Sudden cardiac arrest (SCA) is a sudden, abrupt loss of heart function. Most sudden cardiac arrest episodes are caused by the rapid and chaotic activity of the heart known as ventricular tachycardia (VT) or ventricular fibrillation (VF). These are diseases of the heart’s electrical conduction system that should not be confused with a heart attack (myocardial infarction), which is caused by a blocked blood vessel leading to loss of blood supply to a portion of the heart muscle. However some people may experience SCA during a heart attack.
Sudden cardiac arrest is a major health problem. According to the American Heart Association, SCA affects approximately 450,000 people each year in the United States. SCA kills more Americans than lung cancer, breast cancer, and AIDS combined. SCA victims range from young children to the elderly and the average response time to an emergency call is six to 12 minutes.
The major risk factor for SCA is coronary heart disease. Most people who have SCA have some degree of coronary heart disease; however, many people may not know that they have coronary heart disease until SCA occurs. Usually their coronary heart disease is “silent”—that is, it has no signs or symptoms. Because of this, doctors and nurses have not detected it.

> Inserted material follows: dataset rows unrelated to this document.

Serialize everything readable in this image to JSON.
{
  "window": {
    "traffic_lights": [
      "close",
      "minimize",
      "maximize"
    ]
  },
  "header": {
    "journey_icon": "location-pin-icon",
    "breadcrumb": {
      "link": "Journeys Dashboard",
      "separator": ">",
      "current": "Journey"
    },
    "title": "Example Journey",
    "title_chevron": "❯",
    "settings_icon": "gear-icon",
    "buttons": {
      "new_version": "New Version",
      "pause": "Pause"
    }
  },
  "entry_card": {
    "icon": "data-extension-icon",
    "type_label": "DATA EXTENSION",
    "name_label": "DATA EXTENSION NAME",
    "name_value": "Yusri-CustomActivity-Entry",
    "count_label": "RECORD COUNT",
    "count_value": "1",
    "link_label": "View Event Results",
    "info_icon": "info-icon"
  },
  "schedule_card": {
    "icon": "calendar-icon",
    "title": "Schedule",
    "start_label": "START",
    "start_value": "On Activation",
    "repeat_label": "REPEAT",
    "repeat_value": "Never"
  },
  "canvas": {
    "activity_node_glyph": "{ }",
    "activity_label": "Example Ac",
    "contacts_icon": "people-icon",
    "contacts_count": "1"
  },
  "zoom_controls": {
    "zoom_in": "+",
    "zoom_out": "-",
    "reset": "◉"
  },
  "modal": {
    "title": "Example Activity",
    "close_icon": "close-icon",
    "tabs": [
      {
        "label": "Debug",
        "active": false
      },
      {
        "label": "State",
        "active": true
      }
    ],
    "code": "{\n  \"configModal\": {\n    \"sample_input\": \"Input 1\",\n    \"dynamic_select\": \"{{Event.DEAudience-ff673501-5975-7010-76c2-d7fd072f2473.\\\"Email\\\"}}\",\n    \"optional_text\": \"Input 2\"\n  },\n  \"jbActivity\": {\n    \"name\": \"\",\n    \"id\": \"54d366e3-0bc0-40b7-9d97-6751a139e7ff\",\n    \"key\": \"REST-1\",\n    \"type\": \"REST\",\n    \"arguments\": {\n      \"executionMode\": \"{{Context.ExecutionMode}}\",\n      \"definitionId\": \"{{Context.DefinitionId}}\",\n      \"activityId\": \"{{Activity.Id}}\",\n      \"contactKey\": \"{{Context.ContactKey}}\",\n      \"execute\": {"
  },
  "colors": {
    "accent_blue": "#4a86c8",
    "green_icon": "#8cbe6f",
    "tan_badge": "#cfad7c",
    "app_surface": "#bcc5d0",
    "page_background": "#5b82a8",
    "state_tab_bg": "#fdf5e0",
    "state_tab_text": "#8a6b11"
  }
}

Many people who have SCA also have silent, or undiagnosed, heart attacks before sudden cardiac arrest happens. These people have no clear signs of heart attack, and they don’t even realize that they’ve had one. Other risk factors for SCA include a personal history of arrhythmias, a personal or family history of SCA or inherited disorders that make the individual prone to arrhythmias, drug or alcohol abuse, heart attack, or heart failure.
If you've already had SCA, you're at high risk of having it again. Research shows that an implantable cardioverter defibrillator (ICD)reduces the chances of dying from a second SCA. An ICD is surgically placed under the skin in your chest or abdomen. The device has wires with electrodes on the ends that connect to your heart's chambers. The ICD monitors your heartbeat.
If the ICD detects a dangerous heart rhythm, it gives an electric shock to restore the heart's normal rhythm. Your doctor may give you medicine to limit irregular heartbeats that can trigger the ICD.
An ICD isn't the same as a pacemaker. The devices are similar, but they have some differences. Pacemakers give off low-energy electrical pulses. They're often used to treat less dangerous heart rhythms, such as those that occur in the upper chambers of the heart. Most new ICDs work as both pacemakers and ICDs.
Cardiac arrest is reversible in most victims if it’s treated within minutes, but the only effective treatment is the delivery of an electrical shock. With the development of hospital coronary care units in the 1960s, it was found that electrical devices that shocked the heart could turn an abnormally rapid rhythm into a normal one.